Outdoors Magic: Decently light, decently packable with slim/medium fit and a hood that stays put on your head while running. Also copes well with light to medium showers. Handy pocket.

Outdoors Tragic: Limited venting options.

Outdoors Grabbit? A nicely made, no-nonsense trail-running windproof with an adjustable hood that stays neatly in place on the move. It’s not the lightest windproof out there, but at a real 100g it’s not heavy either and the combination of wind proofing, water resistance and reasonable breathability is about right.


Full Specification

Lightweight trail-running windproof shell / 1.2-oz 15-denier 100% nylon ripstop with a DWR (durable water repellent) / single chest-pocket come stuff-sac / adjustable hood / semi-elasticated cuffs / adjustable hem / reflective trim front and back.

Full Review Below

The full-length zip lacks a storm-flap to save weight, but can also be used for additional venting if needed. Note the beading from the water-repellant finish -
Hem-cord adjustment means you can cinch things down to suit rather than relying on the random elastics of some ultra-lightweight alternatives. It makes sense to us. Note too the neat, semi-elasticated cuffs -

Houdini Jacket – The Tech

The Houdini uses 100% micro rip-stop lightweight windproof Nylon with a water-repellant finish to shrug off light to medium rain. It comes complete with an integrated hood, that’s one-pull adjustable so you can fix it in place on the move.

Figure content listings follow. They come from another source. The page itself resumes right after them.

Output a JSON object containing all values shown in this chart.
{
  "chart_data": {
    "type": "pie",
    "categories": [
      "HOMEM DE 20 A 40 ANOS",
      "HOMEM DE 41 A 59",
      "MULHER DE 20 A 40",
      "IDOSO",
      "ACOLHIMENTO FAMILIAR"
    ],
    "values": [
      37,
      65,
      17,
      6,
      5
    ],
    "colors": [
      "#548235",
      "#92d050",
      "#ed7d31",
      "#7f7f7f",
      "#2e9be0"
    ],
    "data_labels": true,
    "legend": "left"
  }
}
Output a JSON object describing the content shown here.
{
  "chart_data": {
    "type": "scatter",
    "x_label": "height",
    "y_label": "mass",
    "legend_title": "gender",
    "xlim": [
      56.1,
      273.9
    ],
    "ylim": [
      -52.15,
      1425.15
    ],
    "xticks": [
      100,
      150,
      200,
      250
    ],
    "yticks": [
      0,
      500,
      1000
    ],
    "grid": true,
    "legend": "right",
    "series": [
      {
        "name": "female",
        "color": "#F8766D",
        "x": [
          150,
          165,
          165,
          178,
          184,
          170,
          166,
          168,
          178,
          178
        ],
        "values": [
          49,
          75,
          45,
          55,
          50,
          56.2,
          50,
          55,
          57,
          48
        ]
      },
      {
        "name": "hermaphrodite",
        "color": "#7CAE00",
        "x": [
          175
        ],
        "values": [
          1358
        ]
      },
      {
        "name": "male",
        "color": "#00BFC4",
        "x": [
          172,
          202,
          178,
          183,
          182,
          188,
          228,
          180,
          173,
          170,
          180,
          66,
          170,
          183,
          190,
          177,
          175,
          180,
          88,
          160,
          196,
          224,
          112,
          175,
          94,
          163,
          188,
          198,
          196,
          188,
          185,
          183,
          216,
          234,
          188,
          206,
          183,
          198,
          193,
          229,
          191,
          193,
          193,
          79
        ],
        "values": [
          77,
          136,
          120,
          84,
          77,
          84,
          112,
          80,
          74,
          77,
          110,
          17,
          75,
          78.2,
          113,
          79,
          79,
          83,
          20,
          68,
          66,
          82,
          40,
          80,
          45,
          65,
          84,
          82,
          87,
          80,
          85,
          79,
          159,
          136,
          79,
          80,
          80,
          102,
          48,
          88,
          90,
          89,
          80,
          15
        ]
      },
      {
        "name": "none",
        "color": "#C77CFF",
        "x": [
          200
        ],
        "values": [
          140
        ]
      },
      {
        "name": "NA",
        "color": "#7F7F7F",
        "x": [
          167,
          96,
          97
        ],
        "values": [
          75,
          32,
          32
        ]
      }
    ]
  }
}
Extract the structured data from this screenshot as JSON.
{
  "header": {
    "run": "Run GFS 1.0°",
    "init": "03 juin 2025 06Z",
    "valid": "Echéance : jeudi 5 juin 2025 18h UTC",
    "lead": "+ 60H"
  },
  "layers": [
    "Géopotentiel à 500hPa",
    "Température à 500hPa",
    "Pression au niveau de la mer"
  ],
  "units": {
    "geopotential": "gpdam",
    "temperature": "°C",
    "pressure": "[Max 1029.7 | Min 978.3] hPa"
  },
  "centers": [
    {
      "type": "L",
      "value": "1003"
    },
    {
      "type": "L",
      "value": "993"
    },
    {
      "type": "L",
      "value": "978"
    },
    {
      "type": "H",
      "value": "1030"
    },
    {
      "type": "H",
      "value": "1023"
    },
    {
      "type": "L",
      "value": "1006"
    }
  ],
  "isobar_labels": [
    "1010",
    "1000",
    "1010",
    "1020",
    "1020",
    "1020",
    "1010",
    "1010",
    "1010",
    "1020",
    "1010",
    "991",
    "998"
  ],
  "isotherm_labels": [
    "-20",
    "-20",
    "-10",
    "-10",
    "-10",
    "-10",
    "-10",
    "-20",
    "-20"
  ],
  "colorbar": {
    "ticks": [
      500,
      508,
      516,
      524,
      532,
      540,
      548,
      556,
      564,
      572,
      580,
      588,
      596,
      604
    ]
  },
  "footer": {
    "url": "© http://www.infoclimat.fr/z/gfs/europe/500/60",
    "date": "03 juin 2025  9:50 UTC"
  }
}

Mostly it’s quite a simple jacket, but we like the adjustability of hem-cord and hood. It’s the sort of thing many brands cut out in the pursuit of weight-savings, but it adds useful functionality even if it ups the weight slightly. And let’s face it, 100g isn’t exactly excessive.

The single zipped chest-pocket doubles as a compact stuff-sac with a clip loop you could use to hand it from a harness if necessary.

The hood works well with the single-pull adjuster giving an excellent fit to the head and meaning it stays securely in place even on the run. If you want a stiff peak, using a cap - as above - is an effective option -


At 100g the Houdini isn’t as light as some alternatives, but we reckon the extra 20g or so has been well spent. It means the cut is ample for decent protection, the hood adjusts and the hem can be cinched to suit your sizing.

It also means the fabric, 100% Nylon, doesn’t feel flimsy and filmy, which is reassuring if you’re out in a tough outdoors environment rather than running laps of the local park.

The cut is medium/slim rather than super fitted, so not for whippets only and the jacket breathes reasonably well too despite being completely windproof and having enough water resistance to shrug off light to medium showers.

Many trail runners prefer to use a windproof like this rather than a 100% waterproof jacket on the basis that they’ll get wet anyway, so you may as well benefit from the increased breathability of a windproof. Makes sense to us.

One big plus point of the Houdini is the hood. Because it’s adjustable, it stays securely planted on your head on the move and moves with your gaze, unlike, say, the hood of the Arc’teryx Incendo Hoody we’ve also reviewed. It works really well for a lightweight and is well worth the few extra grammes.

Finally, breathability is par for the windproof course and you can always roll-up the sleeves a little for some extra cooling if needed. Finally, if it’s not needed, just stuff it into its small chest pocket to form a flippable bundle roughly the size of an orange

The neat chest pocket doubles as a stuff-sac, but also works well to hold a set of keys or similar. Too small for a phone -


Not the lightest windproof out there, but added adjustability to the hood in particular and a tougher, more durable feel to the fabric seem like a decent pay-off for mountain running in particular.

It’s nicely made too and the medium cut means you can press it into additional use for lightweight hiking, biking, or even climbing if you want to. Sometimes there’s more to life than just being light.